The argument that, due to its cumulative institutional failings over the years, Britain as we understand it has reached the end of its natural life is a persuasive one in many ways. Britain never really adapted to a role after the empire, with its industrial base shrunk to the point of no return, and its natural wealth depleted. While there are parts of the country that will always be wealthy, thanks to government policy the levels of inequality have become so self-evidently enormous and skewed in one direction that they cannot be sustainable. When Britain has regions that have both some of the highest and lowest levels of wealth within the EU, something is seriously rotten with the way the country is ran. As said earlier, it is this persuasive narrative the extremists are taking advantage of, in pushing for a form of Brexit that will completely sweep away the old order. It explains how both main parties in parliament have been consumed by more extreme elements, so that the only real choices on offer to the electorate are between "Hard Brexit" and some kind of "Hard Socialism".So the story goes, the pendulum can only swing so far before it swings back the other way. It is this persuasive narrative that is so dangerous, as it can only lead to a dark path, where chaos is used as a tool by those with few moral qualms.

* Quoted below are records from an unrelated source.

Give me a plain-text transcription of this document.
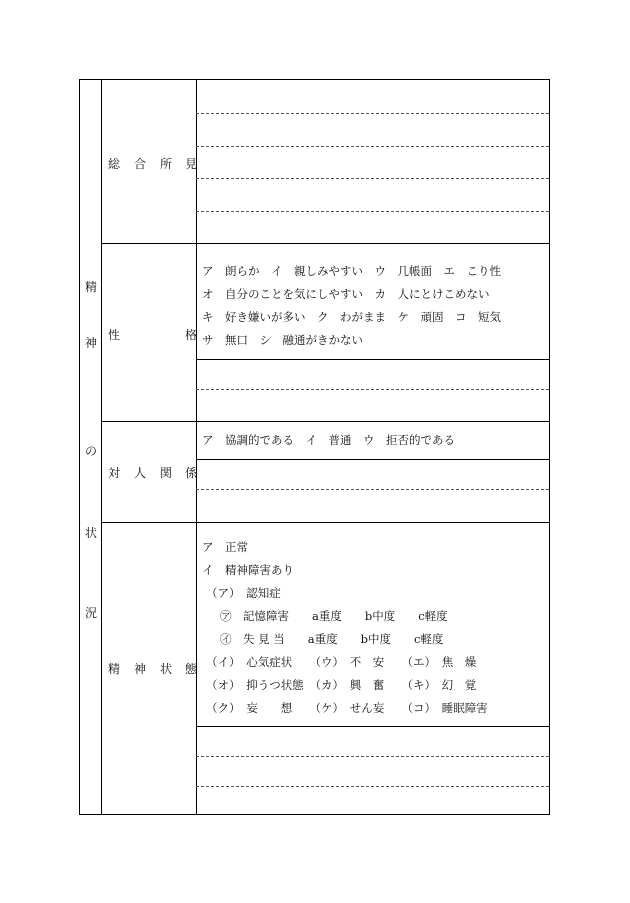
精
神
の
状
況
総 合 所 見
性	格
対 人 関 係
精 神 状 態
ア　朗らか　イ　親しみやすい　ウ　几帳面　エ　こり性
オ　自分のことを気にしやすい　カ　人にとけこめない
キ　好き嫌いが多い　ク　わがまま　ケ　頑固　コ　短気
サ　無口　シ　融通がきかない
ア　協調的である　イ　普通　ウ　拒否的である
ア　正常
イ　精神障害あり
（ア）　認知症
㋐　記憶障害　　a重度　　b中度　　c軽度
㋑　失 見 当　　a重度　　b中度　　c軽度
（イ）　心気症状　　（ウ）　不　安　　（エ）　焦　燥
（オ）　抑うつ状態　（カ）　興　奮　　（キ）　幻　覚
（ク）　妄　　想　　（ケ）　せん妄　　（コ）　睡眠障害
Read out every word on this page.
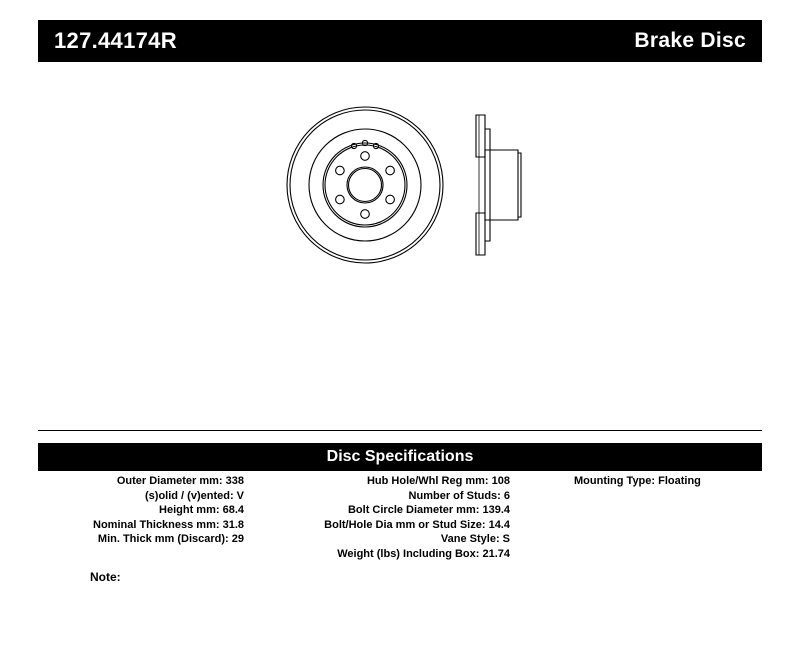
127.44174R	Brake Disc
Disc Specifications
Outer Diameter mm: 338
(s)olid / (v)ented: V
Height mm: 68.4
Nominal Thickness mm: 31.8
Min. Thick mm (Discard): 29
Hub Hole/Whl Reg mm: 108
Number of Studs: 6
Bolt Circle Diameter mm: 139.4
Bolt/Hole Dia mm or Stud Size: 14.4
Vane Style: S
Weight (lbs) Including Box: 21.74
Mounting Type: Floating
Note:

The answer is not a Brexit "coup de grace", but a political class that is able to think dynamically, by seeking answers to problems from outside its own narrow, incestuous confines. The answer lies not in a "neoliberal" dystopia outside the EU, but in seeking strategic answers from within the EU.
Alas, this seems just a pipedream: the tragedy is that far more people want to believe that the Brexit "coup de grace" is the only way to bring about real change; in reality, it is far more likely to bring about a change for something even worse.